The fourth point I want to emphasise in relation to this extensive amendment, which I welcome, is that the reasonable costs of the advice otherwise incurred by the individual must be met by the company. What costs are reasonable must of course be determined in the context of the breadth and complexity of the advice which needs to be given. The employer must pay the costs, so the amendment says, even if the employee or prospective employee decides not to take up the job offer on Clause 27 terms. I should also be grateful if the Minister would confirm my understanding that if necessary—it may not be necessary—the Treasury will bring forward legislation to ensure that the benefit of the legal advice is not treated as a taxable benefit in the hands of the employee.
The question is whether we give credit to the noble Lord’s noble friend or to your Lordships’ House. I think it is the latter that deserves credit for the improvement in this provision. We will see the statute book and regulations getting thicker and thicker as the Government try to head off all the strategies that will be developed to seek to take advantage of this provision. We have come up with something that is of infinitesimal consequence to the economy but that will nevertheless lead to huge red tape. I am afraid that the experience of previous Governments, including the Government of which I was a member, and of this Government is that tax avoidance continues to be sharper and more effective than HMRC and others will ever be in stopping it.
I am happy acknowledge that the Government have said that they will seek to address this issue—they need to—but it will be a nigh-on impossible task.
I wonder why, when he was in government, his Government did not introduce a general anti-avoidance rule of the sort now being introduced by the coalition Government. That should aid and assist the very matters to which the Minister has referred.
I welcome the general avoidance rule, which of course is not the matter that we are discussing.
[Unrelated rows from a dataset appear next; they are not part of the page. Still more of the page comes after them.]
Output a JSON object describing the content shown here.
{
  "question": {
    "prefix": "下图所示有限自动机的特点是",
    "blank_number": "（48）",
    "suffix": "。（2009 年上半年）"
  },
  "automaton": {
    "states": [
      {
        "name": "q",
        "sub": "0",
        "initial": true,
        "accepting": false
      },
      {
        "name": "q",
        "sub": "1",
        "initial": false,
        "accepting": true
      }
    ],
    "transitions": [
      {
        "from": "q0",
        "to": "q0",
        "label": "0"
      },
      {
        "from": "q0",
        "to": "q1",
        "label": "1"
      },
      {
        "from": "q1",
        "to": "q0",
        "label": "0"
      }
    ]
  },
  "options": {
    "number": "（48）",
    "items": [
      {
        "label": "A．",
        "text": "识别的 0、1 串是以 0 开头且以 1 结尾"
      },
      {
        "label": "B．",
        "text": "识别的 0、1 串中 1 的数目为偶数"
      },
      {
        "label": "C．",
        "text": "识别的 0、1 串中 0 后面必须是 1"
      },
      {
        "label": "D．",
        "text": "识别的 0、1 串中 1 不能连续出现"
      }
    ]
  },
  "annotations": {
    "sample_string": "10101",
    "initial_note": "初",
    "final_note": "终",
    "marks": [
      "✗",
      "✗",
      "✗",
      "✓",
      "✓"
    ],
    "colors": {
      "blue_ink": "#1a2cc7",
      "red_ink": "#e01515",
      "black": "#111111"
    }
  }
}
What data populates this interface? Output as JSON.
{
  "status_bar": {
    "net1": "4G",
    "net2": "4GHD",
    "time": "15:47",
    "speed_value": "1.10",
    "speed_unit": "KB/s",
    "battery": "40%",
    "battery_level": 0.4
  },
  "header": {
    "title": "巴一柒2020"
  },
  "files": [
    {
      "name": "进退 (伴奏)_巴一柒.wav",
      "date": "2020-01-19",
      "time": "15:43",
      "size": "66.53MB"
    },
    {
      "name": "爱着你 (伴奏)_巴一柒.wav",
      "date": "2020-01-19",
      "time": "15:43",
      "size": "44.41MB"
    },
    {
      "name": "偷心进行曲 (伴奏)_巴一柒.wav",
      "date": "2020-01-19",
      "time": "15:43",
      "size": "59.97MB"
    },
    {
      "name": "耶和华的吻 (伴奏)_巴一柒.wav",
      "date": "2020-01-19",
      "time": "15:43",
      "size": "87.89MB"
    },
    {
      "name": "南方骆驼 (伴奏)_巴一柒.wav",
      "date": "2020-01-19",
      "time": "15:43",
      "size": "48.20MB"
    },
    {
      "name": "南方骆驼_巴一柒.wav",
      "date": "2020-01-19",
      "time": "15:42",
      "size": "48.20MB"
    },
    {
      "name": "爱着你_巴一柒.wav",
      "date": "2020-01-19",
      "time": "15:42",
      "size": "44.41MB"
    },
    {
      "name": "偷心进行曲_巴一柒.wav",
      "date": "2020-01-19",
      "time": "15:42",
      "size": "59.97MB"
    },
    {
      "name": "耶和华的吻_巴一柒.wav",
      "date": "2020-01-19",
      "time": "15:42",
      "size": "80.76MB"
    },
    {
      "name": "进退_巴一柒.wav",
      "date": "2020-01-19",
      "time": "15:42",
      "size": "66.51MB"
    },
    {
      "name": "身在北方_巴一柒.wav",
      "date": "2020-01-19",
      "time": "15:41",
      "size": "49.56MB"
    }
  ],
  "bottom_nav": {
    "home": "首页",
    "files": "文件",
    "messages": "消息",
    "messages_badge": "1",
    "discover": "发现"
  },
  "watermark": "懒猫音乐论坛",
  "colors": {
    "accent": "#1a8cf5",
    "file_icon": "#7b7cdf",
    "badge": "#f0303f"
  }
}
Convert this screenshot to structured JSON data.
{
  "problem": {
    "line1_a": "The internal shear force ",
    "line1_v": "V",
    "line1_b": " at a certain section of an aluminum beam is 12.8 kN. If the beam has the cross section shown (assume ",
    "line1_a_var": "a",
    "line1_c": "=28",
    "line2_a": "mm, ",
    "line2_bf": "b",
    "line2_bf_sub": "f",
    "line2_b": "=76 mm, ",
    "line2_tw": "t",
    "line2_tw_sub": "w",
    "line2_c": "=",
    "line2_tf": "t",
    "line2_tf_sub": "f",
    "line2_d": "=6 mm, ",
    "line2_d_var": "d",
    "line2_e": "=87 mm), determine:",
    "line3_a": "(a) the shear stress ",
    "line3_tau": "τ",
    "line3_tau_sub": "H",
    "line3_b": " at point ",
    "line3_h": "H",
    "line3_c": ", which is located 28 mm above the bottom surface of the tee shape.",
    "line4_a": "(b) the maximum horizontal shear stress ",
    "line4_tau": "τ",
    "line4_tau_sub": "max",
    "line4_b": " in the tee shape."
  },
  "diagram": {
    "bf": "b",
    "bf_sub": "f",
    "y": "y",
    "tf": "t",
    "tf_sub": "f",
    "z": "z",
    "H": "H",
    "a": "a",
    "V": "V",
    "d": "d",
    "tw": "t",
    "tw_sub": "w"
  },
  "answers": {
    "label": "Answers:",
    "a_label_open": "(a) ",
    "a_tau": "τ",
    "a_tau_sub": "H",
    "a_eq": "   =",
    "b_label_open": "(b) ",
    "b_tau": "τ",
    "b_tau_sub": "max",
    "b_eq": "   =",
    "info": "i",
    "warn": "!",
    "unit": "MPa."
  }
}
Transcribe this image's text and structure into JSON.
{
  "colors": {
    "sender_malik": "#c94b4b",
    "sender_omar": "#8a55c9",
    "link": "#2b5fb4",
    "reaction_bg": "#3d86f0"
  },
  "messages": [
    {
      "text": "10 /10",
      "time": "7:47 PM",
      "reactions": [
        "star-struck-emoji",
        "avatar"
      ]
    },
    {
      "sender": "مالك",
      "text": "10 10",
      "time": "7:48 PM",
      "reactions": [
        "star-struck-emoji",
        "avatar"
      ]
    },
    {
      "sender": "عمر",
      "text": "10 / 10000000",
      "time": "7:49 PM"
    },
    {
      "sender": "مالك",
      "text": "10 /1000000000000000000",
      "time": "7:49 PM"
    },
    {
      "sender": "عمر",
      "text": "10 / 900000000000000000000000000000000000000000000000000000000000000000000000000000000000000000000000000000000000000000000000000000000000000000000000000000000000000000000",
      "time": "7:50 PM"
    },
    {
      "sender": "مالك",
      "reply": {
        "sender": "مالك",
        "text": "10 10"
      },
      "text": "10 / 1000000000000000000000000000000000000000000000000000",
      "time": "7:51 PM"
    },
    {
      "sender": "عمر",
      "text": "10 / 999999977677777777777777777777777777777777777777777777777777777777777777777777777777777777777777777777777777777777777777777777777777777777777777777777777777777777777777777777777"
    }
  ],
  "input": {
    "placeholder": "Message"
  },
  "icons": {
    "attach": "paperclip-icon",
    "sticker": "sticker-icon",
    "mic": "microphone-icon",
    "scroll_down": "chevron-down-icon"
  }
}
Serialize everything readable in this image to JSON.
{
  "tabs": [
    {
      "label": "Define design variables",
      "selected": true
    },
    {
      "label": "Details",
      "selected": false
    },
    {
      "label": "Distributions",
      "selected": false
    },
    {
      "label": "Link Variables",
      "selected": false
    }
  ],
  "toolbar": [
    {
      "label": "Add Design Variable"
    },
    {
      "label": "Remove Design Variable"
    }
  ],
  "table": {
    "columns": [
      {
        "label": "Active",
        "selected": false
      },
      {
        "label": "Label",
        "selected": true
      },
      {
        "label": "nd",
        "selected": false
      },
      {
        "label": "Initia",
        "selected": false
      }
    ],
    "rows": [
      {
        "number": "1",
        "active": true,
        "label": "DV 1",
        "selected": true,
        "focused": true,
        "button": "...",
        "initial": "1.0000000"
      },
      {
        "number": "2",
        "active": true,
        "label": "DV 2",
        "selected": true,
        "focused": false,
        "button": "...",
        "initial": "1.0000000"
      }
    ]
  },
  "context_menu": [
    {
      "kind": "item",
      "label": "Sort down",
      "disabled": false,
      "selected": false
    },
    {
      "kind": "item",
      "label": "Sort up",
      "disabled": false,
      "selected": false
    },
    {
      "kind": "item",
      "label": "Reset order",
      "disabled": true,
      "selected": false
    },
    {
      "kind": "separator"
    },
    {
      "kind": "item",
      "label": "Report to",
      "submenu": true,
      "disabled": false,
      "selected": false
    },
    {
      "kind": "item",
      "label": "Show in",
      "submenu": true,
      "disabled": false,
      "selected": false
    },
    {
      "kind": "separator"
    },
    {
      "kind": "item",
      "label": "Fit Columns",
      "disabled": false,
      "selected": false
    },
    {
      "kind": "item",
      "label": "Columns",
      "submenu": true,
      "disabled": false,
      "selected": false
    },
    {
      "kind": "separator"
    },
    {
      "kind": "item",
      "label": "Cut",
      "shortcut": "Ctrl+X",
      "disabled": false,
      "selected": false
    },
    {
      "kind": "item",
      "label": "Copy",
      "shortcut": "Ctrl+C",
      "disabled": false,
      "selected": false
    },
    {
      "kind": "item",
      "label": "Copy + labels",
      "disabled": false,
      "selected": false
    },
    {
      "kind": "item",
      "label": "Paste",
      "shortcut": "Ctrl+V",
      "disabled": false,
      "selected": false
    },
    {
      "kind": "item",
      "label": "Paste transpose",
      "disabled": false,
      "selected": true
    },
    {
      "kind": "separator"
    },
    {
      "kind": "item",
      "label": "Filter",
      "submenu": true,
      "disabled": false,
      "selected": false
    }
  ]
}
Even there, though, while I was not directly responsible for HMRC or Inland Revenue matters when I was a Minister, we all knew that the agility of tax planners should never be underestimated. We need to be slightly careful that a general tax avoidance rule is not going to create a new nirvana and will not suddenly change things. It is a good thing and I welcome the Government’s proposal; indeed, I think that the Opposition have supported it, so I do not think there is a political point here. However, on this subject we need to be realistic about what will be achieved. We are up against mighty forces in tax planning. One has only to look at structured finance unit at Barclays Bank, which appeared to help people avoid billions of pounds of tax. It really is quite a challenge.
This small proposal will create a huge loophole that tax avoiders will, quite correctly in their view, seek to exploit.